All taxes -- and hence all tax cuts and all tax increases -- are borne by actual people. The only question is which people? There is an old adage that goes "Don't tax me; don't tax thee; tax that fellow behind the tree."
Correct.

However, there are great reasons for taxing business. Here is what I remember from my Economics classes from 40 years ago at Berkeley!!

First. Business is very efficient in collecting taxes.

Second: Tax business for activities that you want to discourage. Seattle and Philadelphia did with with sugar drinks. Lots of states including Washington do it with alcohol and tobacco.

If we were serious about global warming we would tax Boeing and airplane travel. We can easily reduce the number of climate changing flights by taxing the hell out of air travel. Instead Washington state gave Boeing nine billion in tax breaks!!!

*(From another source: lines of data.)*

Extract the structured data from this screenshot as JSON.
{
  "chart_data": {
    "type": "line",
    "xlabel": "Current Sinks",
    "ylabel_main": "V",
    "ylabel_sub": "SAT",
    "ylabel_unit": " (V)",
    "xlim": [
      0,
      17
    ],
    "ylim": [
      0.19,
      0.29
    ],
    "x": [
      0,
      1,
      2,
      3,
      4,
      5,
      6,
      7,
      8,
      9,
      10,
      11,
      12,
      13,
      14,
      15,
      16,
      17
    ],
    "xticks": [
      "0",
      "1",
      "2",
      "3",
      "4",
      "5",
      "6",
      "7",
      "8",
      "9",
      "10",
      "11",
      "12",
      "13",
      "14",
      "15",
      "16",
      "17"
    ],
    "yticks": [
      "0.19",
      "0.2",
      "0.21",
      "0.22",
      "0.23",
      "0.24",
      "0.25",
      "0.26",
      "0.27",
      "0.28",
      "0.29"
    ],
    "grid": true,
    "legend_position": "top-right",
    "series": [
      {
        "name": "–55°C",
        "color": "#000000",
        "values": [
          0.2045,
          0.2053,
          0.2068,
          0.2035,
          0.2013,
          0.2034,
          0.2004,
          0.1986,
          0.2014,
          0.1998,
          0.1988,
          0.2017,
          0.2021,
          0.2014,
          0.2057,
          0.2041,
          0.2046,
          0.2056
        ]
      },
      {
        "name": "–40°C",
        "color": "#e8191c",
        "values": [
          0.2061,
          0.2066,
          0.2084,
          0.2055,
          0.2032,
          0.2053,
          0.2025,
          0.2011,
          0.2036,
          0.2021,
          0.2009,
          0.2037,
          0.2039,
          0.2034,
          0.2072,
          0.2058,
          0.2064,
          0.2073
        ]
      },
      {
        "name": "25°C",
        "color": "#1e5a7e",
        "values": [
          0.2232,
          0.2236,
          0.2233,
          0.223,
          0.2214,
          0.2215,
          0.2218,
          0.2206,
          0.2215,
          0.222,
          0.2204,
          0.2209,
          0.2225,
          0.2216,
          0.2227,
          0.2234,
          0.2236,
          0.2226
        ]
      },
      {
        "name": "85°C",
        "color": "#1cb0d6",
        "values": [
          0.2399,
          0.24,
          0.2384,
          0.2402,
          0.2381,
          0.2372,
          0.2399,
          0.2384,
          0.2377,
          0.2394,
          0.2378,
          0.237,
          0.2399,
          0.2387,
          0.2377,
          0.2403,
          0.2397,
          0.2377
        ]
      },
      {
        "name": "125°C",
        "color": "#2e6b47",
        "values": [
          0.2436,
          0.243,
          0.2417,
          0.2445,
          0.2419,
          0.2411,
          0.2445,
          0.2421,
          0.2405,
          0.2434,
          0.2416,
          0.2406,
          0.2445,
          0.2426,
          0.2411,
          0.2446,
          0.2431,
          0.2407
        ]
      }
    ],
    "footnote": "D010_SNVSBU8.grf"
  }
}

Third: This was really popular in Washington state prior to the 1980's and the start of the corporate tax breaks by the same political party that supposedly doesn't like corporate tax breaks!! Washington state is an export state. We basically export everything of importance. So by placing taxes on products for export we essentially get the tax revenue without providing any taxpayer services.

Prior to the 1980's the Shah of Iran, the rich Arabs, rock stars, and airlines around the world paid Washington sales tax on the sale of Boeing aircraft. It was a great deal for the state of Washington, but that tax is now gone. I am sure every Washington resident that buys a 737 is glad for it!!

There were other tax changes that exempted the corporations in Washington state from paying taxes. The difference has been made up with sin taxes on alcohol and tobacco, increases in sales tax, and small business taxes.

That is the reason Washington tax structure is viewed as regressive.

Taxes bring us back to the Laffer Curve...it does work for business as well as individuals. All of it is a balancing act that I wish would have more fairness attached to it.

But taxing business. No brainer in many cases.